Geoff Gannon's Excellent Post About Benjamin Graham

Geoff Gannon of GannonOnInvesting blog has an excellent article on Benjamin Graham's thinking and investing strategies. The post was prompted by Jason Zweig, who you may recall is famous for being the editor of the latest version of The Intelligent Investor, says that Benjamin Graham would not invest in financials right now. Geoff Gannon says Graham likely won't either, but that Zweig's reasoning is incorrect. Tom Brown also doesn't agree with Jason Zweig but I am not sure how much of a vlue investor Tom Brown is (I'm not as familiar with him, although I have read nearly all of his public articles about the monolines.)

I haven't read Geoff Gannon for very long (only about one or two years) but I would say this is arguably his best post ever. I like how he ties in varying elements of a superinvestor like Graham--actual practice, tactics, thoughts and justifications--into the present world. If you are an investor with an interest in value investing, I highly recommend reading the post. Even if you don't follow Graham's strategies or thinking (most Buffett followers don't,) it is insightful to understand differing styles.

Before we can answer what Graham would do today, we need to know what he did do in his own lifetime. When writing about Graham, one needs to consider three separate categories: what Graham practiced, what Graham preached, and what Graham’s principles were.




On another note, a comment from a reader to the Gannon post asks who is closest to Graham now: Klarman, Whitman, etc. Anyone have any ideas?

I am not a pure value investor so I don't follow the various superinvestors as closely as some others, but I think Walter Schloss is the closest to Graham. A present-day Graham would be operating just like Schloss, and investing in things neither you nor me have heard of.

Seth Klarman also comes close to Benjamin Graham with one big exception. The exception happens to be the fact that Benjamin Graham generally held a diversified portfolio of many holdings, whereas Klarman is a concentrated investor. Apart from this portfolio tactic, Klarman's thinking is very close to Graham.

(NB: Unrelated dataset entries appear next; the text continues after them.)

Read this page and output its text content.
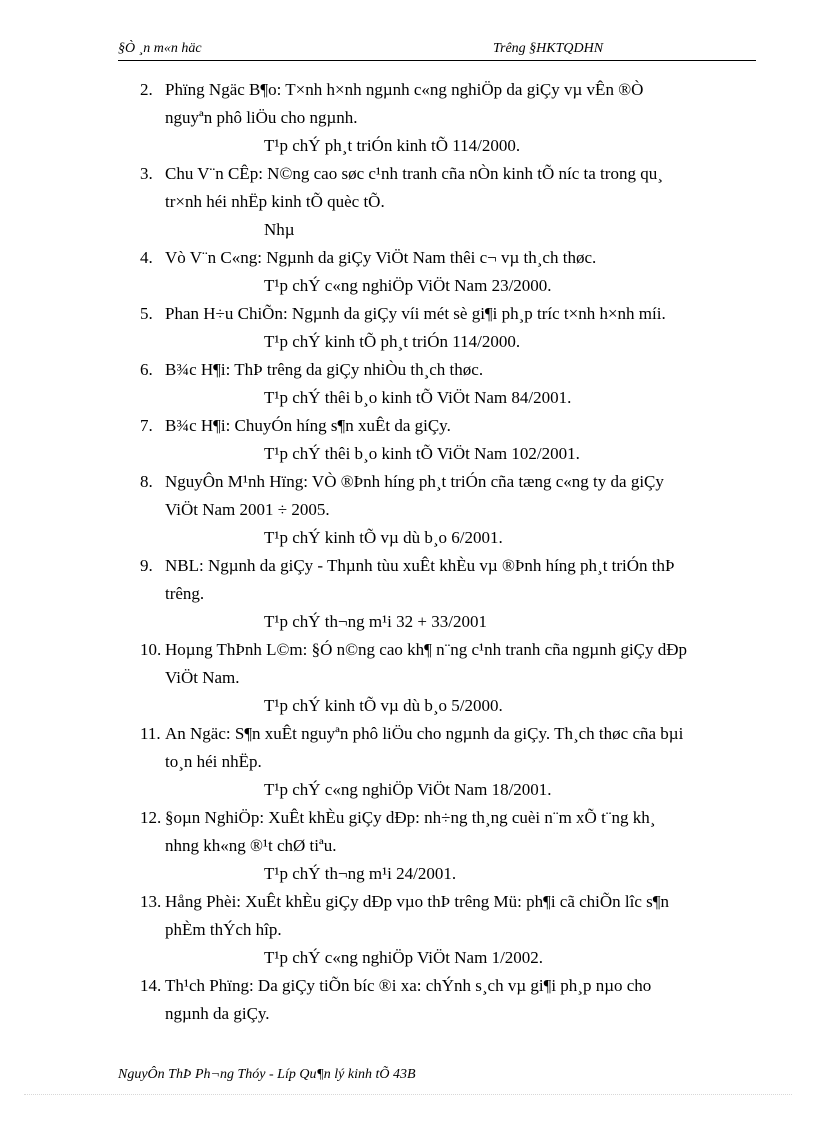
§Ò ¸n m«n häc	Trêng §HKTQDHN
2. Phïng Ngäc B¶o: T×nh h×nh ngµnh c«ng nghiÖp da giÇy vµ vÊn ®Ò
nguyªn phô liÖu cho ngµnh.
T¹p chÝ ph¸t triÓn kinh tÕ 114/2000.
3. Chu V¨n CÊp: N©ng cao søc c¹nh tranh cña nÒn kinh tÕ níc ta trong qu¸
tr×nh héi nhËp kinh tÕ quèc tÕ.
Nhµ
4. Vò V¨n C«ng: Ngµnh da giÇy ViÖt Nam thêi c¬ vµ th¸ch thøc.
T¹p chÝ c«ng nghiÖp ViÖt Nam 23/2000.
5. Phan H÷u ChiÕn: Ngµnh da giÇy víi mét sè gi¶i ph¸p tríc t×nh h×nh míi.
T¹p chÝ kinh tÕ ph¸t triÓn 114/2000.
6. B¾c H¶i: ThÞ trêng da giÇy nhiÒu th¸ch thøc.
T¹p chÝ thêi b¸o kinh tÕ ViÖt Nam 84/2001.
7. B¾c H¶i: ChuyÓn híng s¶n xuÊt da giÇy.
T¹p chÝ thêi b¸o kinh tÕ ViÖt Nam 102/2001.
8. NguyÔn M¹nh Hïng: VÒ ®Þnh híng ph¸t triÓn cña tæng c«ng ty da giÇy
ViÖt Nam 2001 ÷ 2005.
T¹p chÝ kinh tÕ vµ dù b¸o 6/2001.
9. NBL: Ngµnh da giÇy - Thµnh tùu xuÊt khÈu vµ ®Þnh híng ph¸t triÓn thÞ
trêng.
T¹p chÝ th¬ng m¹i 32 + 33/2001
10. Hoµng ThÞnh L©m: §Ó n©ng cao kh¶ n¨ng c¹nh tranh cña ngµnh giÇy dÐp
ViÖt Nam.
T¹p chÝ kinh tÕ vµ dù b¸o 5/2000.
11. An Ngäc: S¶n xuÊt nguyªn phô liÖu cho ngµnh da giÇy. Th¸ch thøc cña bµi
to¸n héi nhËp.
T¹p chÝ c«ng nghiÖp ViÖt Nam 18/2001.
12. §oµn NghiÖp: XuÊt khÈu giÇy dÐp: nh÷ng th¸ng cuèi n¨m xÕ t¨ng kh¸
nhng kh«ng ®¹t chØ tiªu.
T¹p chÝ th¬ng m¹i 24/2001.
13. Hång Phèi: XuÊt khÈu giÇy dÐp vµo thÞ trêng Mü: ph¶i cã chiÕn lîc s¶n
phÈm thÝch hîp.
T¹p chÝ c«ng nghiÖp ViÖt Nam 1/2002.
14. Th¹ch Phïng: Da giÇy tiÕn bíc ®i xa: chÝnh s¸ch vµ gi¶i ph¸p nµo cho
ngµnh da giÇy.
NguyÔn ThÞ Ph¬ng Thóy - Líp Qu¶n lý kinh tÕ 43B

Warren Buffett doesn't come close to Graham anymore. The main reason is that Buffett is primarily a control investor, whereas Graham wasn't. Buffett also places heavy emphasis on management, ability to profit immensely from intangibles (eg. ROE can be much higher if company has high intangibles and low tangibles,) and his emphasis on paying fair price (Graham always went for the cheap price.)

Martin Whitman, who calls his style 'safe and cheap,' is also somewhat close. But he has said many times that he does not follow 'Graham & Dodd' as closely as Graham would have. Whitman's main argument is that SEC regulations in the 50's(?) has resulted in more public information being made available (this means you don't have to treat a company as much as a black box as Graham would have). Furthermore, Graham places far more emphasis on earnings than Whitman does.